Necrosis is not a chaotic uncontrolled reaction to cellular trauma, but a finely controlled cell death program. We have developed a model for analysis of genetic control of necrosis. In our model, nicotinamide induced necrosis of the uterine-vulval uv1 cells in pnc-1 animals is robustly rescued by overactivation of EGF signaling. LET-23, an EGF receptor, has many functions in C. elegans development, and two signaling pathway are known to mediate LET-23 signaling effects; one that signals through LET-60/ Ras and a second through ITR-1. LET-60 signaling downstream of LET-23 is necessary but not sufficient for rescue of necrosis and ITR-1 is neither necessary nor sufficient. These results suggest that an as yet unidentified pathway downstream of LET-23 mediates rescue in concert with the LET-60 pathway. We carried out a targeted RNAi screen and have discovered two genes, pmt-1 and cdk-2, that are required for let-23gf rescue of uv1 necrosis. PMT-1 is a phosphoethanolamine methyltransferase that catalyses the first step of the conversion of ethanolamine to phosphocholine, followed by conversion to phosphatidylcholine. To confirm the relevance of this pathway we knocked down pmt-2, downstream of pmt-1, and supplemented pmt-1 and pmt-2 RNAi animals with choline, an alternative substrate for phosphocholine synthesis. pmt-2 RNAi phenocopied pmt-1 RNAi and choline supplementation restored rescue . However, choline supplementation in a pnc-1 background did not rescue uv1 necrosis, which confirms that phosphocholine synthesis via the PMT pathway is required but not sufficient for rescue.

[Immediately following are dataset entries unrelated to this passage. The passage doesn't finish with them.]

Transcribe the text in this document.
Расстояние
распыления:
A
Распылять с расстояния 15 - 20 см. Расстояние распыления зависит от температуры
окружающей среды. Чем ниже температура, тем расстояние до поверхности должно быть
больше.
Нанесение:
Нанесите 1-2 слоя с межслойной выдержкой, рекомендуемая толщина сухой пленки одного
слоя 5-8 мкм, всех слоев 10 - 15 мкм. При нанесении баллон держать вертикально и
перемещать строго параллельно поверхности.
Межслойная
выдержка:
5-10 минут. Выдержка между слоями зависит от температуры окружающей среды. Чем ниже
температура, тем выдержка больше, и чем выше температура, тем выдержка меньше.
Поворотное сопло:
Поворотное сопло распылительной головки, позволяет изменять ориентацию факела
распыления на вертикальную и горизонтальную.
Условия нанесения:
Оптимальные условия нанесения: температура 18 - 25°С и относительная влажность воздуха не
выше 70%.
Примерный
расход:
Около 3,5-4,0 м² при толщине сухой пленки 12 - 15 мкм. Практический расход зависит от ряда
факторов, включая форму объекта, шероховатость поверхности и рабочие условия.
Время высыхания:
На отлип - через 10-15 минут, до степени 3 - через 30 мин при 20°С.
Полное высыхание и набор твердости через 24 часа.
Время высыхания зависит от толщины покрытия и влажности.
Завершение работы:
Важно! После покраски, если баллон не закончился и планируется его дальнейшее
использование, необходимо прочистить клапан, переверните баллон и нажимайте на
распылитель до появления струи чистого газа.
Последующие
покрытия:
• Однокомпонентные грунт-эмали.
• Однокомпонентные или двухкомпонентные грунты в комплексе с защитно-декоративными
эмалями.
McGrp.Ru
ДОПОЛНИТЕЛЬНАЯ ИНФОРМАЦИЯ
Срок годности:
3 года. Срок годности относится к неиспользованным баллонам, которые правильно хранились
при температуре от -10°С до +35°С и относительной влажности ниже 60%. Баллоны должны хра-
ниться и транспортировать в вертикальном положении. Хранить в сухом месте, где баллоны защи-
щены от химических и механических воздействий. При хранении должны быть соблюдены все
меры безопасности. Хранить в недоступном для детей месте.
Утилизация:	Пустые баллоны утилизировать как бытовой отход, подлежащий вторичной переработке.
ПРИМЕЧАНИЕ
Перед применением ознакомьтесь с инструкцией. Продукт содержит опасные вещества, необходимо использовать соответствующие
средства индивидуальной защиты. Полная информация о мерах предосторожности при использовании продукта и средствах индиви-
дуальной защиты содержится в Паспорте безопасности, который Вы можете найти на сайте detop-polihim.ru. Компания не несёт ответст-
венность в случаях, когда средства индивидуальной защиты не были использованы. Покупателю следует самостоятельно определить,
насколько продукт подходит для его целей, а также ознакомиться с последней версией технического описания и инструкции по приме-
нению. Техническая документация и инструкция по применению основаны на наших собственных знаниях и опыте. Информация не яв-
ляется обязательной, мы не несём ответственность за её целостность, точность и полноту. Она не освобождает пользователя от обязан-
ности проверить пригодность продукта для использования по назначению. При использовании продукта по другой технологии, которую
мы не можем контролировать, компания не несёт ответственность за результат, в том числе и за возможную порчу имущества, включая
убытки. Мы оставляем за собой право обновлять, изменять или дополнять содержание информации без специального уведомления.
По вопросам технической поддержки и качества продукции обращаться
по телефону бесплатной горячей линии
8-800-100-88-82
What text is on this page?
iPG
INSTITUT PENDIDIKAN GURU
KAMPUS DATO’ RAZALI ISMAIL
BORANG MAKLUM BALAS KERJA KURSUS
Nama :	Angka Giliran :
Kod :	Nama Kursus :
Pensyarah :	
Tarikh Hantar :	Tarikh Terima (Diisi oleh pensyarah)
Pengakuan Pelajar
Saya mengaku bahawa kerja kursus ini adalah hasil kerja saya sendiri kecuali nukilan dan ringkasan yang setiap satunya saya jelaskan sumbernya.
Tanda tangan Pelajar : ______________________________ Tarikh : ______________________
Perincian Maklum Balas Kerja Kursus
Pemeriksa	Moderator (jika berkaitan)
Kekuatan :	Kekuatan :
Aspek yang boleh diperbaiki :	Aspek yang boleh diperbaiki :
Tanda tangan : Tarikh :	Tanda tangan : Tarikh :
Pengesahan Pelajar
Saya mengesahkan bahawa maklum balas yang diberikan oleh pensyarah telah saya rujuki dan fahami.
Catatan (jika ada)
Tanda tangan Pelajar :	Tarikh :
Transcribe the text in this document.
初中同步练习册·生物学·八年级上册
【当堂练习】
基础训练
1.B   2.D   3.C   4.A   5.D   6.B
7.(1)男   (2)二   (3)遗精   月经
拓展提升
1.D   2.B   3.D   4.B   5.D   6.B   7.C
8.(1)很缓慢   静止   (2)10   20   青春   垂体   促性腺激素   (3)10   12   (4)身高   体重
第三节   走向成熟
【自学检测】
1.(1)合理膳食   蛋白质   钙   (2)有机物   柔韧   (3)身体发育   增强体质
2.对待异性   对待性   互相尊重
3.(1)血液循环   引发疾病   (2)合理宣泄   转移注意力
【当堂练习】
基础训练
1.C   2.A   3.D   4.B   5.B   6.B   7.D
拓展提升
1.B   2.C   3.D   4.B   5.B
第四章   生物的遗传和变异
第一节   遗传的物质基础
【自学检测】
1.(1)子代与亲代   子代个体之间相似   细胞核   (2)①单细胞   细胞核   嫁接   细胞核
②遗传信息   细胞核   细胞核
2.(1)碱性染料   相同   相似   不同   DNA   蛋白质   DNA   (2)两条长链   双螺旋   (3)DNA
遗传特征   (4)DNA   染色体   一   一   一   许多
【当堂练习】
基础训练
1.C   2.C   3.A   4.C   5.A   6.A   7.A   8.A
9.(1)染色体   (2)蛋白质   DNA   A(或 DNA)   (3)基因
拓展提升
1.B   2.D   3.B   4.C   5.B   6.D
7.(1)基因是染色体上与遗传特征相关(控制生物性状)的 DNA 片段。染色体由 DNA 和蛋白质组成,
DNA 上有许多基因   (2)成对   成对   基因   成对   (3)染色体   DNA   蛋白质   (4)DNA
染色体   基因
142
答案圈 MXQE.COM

We hypothesised that the PMT pathway is required for let-23gf uv1 rescue to maintain LET-23 cell membrane localization and activity. To test this we investigated the effect of pmt-1 and pmt-2 RNAi on two let-23gf phenotypes; excess vulval induction and excess uv1 cell specification. We found that neither pmt-1 nor pmt-2 RNAi affected either of these phenotypes, which suggests an alternative hypothesis; that phosphocholine itself is required for a LET-23 survival signal. This was supported by the failure of cept-1 or Y49A3A.1 RNAi, both genes required for phosphatidylcholine synthesis, to affect rescue.

Affiliation:
- Biochemistry and Molecular Biology, The Pennsylvania State University, University Park, PA.